Havrilesky’s talent is sarcasm and attention to detail. On religion, for instance, she muses: “It’s odd, really, that so many people believe that religion will give their kids peace of mind and sense of structure considering how much darkness and chaos and horror is wrapped up into it.”

She recreates the crazed 70s in such fine strokes that you can easily travel down the path of her parents’ crumbling marriage: “Around the time my parents stopped making the slightest effort to hide their distaste for each other, we started taking long family vacations in the car each summer. This is the perverse logic of two people caught in a crumbling marriage: Instead of spending as little time together as possible, they vow to spend more time together, thinking they might reignite some lost spark through the purgatory of enforced contact.” Havrilesky’s road trips are spent crammed into a failing Impala, reading a Rand McNally atlas, the children navigating as parents argue. The references themselves are bitterly funny.

Perhaps the most difficult task of a humor writer, more challenging than dialogue or description, is the rendering of sarcasm on the page. Online writing can be the perfect vehicle for this tool. In book form, sarcasm can be grating or heavy handed. It can even be lost entirely on the reader. For the most part Havrilesky’s sarcasm works here, but this is not a memoir that will appeal to everyone. Readers who follow her online will enjoy this glimpse into her formative years. Readers over 50 will, I would think, find this tedious.

Disaster Preparedness is not Angela’s Ashes’ style of maudlin bestseller. It is not an Oprah Winfrey pick, and probably never will be. It is a book for those of a certain age who get a chuckle out of quick witty exchanges, those who enjoy references to “Charlie’s Angels”—the first and original version, not the stylized remakes with Drew Barrymore.

At times the book is laugh-out-loud, side-splittingly funny. The author herself is so witty and right and accurate in her assessment of an age and a moment in time that it gives the appreciative reader pause.
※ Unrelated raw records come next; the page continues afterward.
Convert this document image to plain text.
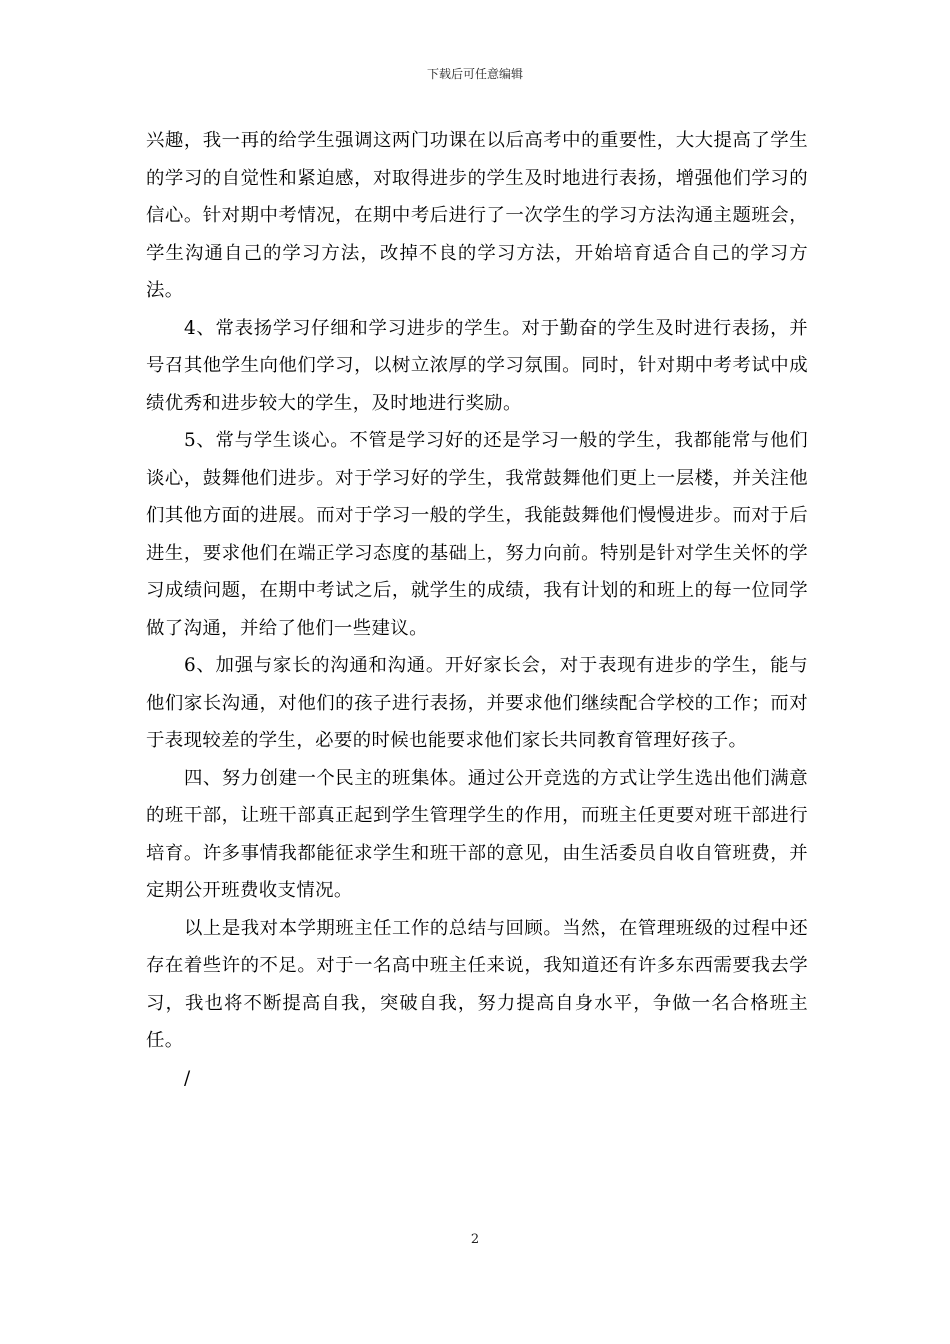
下载后可任意编辑

兴趣，我一再的给学生强调这两门功课在以后高考中的重要性，大大提高了学生的学习的自觉性和紧迫感，对取得进步的学生及时地进行表扬，增强他们学习的信心。针对期中考情况，在期中考后进行了一次学生的学习方法沟通主题班会，学生沟通自己的学习方法，改掉不良的学习方法，开始培育适合自己的学习方法。

4、常表扬学习仔细和学习进步的学生。对于勤奋的学生及时进行表扬，并号召其他学生向他们学习，以树立浓厚的学习氛围。同时，针对期中考考试中成绩优秀和进步较大的学生，及时地进行奖励。

5、常与学生谈心。不管是学习好的还是学习一般的学生，我都能常与他们谈心，鼓舞他们进步。对于学习好的学生，我常鼓舞他们更上一层楼，并关注他们其他方面的进展。而对于学习一般的学生，我能鼓舞他们慢慢进步。而对于后进生，要求他们在端正学习态度的基础上，努力向前。特别是针对学生关怀的学习成绩问题，在期中考试之后，就学生的成绩，我有计划的和班上的每一位同学做了沟通，并给了他们一些建议。

6、加强与家长的沟通和沟通。开好家长会，对于表现有进步的学生，能与他们家长沟通，对他们的孩子进行表扬，并要求他们继续配合学校的工作；而对于表现较差的学生，必要的时候也能要求他们家长共同教育管理好孩子。

四、努力创建一个民主的班集体。通过公开竞选的方式让学生选出他们满意的班干部，让班干部真正起到学生管理学生的作用，而班主任更要对班干部进行培育。许多事情我都能征求学生和班干部的意见，由生活委员自收自管班费，并定期公开班费收支情况。

以上是我对本学期班主任工作的总结与回顾。当然，在管理班级的过程中还存在着些许的不足。对于一名高中班主任来说，我知道还有许多东西需要我去学习，我也将不断提高自我，突破自我，努力提高自身水平，争做一名合格班主任。

/

2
Her take on cheerleading tryouts as a masochistic right of passage for all girls is just one example. Havrilesky’s memoir is filled with a certain gallows humor, i.e. not for those who are sensitive. There were times when I couldn’t wait for this book to be done, but the metaphor was so smart and well done that it stuck with me. The ending is messy perfection: insightful and empowering and, in itself, worthy of the moments of tediousness on the journey that brought you there.